There is also an interesting discussion about how Christianity is intertwined with capitalism- how the cultural inheritance of Christianity made us who we are, including our greed and excess;

(He quotes a) letter from the economist John Maynard Keynes to Virginia Woolf. The Bishop tries to recite the quote from memory: “We are the lucky generation, we have inherited the benefits of our father’s faith but don’t have the moral obligations. The next generation will be lost in their lust like dogs.
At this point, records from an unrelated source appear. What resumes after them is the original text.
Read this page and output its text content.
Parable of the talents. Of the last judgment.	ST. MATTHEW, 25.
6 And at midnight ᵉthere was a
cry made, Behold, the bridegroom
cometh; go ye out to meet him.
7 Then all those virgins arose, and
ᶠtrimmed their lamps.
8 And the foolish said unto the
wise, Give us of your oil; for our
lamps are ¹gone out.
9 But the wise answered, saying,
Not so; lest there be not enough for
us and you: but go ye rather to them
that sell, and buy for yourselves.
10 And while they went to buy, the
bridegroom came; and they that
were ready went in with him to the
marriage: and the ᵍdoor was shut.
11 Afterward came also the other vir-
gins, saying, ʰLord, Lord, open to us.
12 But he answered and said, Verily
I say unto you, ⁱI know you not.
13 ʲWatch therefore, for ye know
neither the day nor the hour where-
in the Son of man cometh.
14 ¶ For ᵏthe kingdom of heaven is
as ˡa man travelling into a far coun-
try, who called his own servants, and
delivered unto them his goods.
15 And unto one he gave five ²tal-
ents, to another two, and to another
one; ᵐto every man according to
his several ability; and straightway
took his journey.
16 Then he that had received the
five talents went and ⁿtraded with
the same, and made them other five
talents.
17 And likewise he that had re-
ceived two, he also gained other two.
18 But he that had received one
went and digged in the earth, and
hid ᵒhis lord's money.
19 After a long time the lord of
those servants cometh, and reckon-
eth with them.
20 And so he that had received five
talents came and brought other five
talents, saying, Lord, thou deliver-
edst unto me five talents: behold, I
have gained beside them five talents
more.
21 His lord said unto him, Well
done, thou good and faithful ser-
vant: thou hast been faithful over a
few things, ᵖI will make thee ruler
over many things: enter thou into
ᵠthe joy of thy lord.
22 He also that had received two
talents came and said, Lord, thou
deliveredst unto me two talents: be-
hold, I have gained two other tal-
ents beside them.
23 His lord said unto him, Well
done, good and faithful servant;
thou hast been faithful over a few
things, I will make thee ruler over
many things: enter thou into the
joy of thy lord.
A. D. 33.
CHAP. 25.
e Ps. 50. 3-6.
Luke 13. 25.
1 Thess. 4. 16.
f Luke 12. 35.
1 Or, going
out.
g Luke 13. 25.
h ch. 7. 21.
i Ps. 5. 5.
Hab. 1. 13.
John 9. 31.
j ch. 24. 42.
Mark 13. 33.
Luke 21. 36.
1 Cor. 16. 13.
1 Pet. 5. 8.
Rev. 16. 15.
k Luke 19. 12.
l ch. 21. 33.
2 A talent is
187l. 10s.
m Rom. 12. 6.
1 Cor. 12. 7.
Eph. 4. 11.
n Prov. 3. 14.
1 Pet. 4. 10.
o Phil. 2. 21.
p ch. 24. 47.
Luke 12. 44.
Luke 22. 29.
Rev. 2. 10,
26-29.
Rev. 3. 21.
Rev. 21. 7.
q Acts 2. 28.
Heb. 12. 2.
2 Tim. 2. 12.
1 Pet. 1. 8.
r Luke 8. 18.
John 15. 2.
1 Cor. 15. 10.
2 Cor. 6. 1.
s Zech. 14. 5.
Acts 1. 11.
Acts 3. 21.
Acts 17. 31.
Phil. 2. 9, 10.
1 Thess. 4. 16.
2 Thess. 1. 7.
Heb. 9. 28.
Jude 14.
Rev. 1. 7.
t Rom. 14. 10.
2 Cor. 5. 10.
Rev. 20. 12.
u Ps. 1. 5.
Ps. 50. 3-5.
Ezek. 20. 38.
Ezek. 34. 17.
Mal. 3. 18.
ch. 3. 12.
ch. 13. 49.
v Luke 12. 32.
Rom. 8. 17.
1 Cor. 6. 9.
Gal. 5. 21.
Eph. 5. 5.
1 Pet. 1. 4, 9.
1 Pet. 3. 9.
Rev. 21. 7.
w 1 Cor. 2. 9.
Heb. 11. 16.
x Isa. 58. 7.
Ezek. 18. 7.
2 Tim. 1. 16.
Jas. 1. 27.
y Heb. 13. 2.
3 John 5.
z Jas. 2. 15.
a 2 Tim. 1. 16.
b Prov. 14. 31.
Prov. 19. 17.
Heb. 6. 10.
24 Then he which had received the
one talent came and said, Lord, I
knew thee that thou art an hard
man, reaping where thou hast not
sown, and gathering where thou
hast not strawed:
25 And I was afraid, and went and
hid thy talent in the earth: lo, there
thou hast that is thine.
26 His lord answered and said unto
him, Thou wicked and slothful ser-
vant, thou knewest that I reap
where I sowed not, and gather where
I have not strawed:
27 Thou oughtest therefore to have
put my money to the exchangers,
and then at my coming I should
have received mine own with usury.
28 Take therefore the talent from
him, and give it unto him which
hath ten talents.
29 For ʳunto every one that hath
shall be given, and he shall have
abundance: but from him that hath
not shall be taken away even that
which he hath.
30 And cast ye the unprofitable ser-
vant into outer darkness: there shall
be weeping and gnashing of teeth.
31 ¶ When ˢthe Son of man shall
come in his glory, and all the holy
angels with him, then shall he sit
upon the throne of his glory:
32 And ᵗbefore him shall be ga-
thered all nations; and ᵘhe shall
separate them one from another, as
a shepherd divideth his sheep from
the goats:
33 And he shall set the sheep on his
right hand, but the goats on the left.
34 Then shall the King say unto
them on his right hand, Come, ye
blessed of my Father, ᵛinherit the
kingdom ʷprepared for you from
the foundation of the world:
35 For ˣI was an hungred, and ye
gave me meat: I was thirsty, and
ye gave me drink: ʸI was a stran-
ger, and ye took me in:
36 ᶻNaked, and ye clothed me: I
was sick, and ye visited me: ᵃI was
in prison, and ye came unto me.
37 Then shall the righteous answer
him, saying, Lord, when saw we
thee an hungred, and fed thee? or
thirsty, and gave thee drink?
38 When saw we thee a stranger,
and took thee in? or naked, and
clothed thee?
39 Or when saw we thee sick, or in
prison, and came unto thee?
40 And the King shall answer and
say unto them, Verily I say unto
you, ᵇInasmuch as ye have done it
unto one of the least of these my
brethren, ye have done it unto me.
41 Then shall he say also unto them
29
We have destroyed Christianity, they will reap the cost of that.” In other words, Welby suggests we are living off and running down the cultural capital of Christianity. I point out to him that Stephen Green (Rev’d Stephen Green, now Lord Green, trade minister and author of Good Value, a book about ethics and finance) ran HSBC when it was laundering Mexican drug money, and Roman Catholic John Varley was CEO of Barclays. Christianity may offer little mitigation against City wrongdoing or morally significant mistakes.

Can Christianity, through the voice of people like Justin Welby, really start to become the faithful, engaged critics of our generation? Can we propose or model a real live alternative? This is my hope, although what this alternative may be is still so hard to visualise, so entwined are we with the culture we have both spawned and feed from.

How to change the world…

Young people ought to want to change the world, so that they can remind the rest of us that we used to want to as well.

So rise up, generation coming- tear down walls and stand in front of tanks.

Saw this today from the minimergent;

The first step – especially for young people with energy and drive and talent, but not money – the first step to controlling your world is to control your culture. To model and demonstrate the kind of world you demand to live in. To write the books. Make the music. Shoot the films. Paint the art.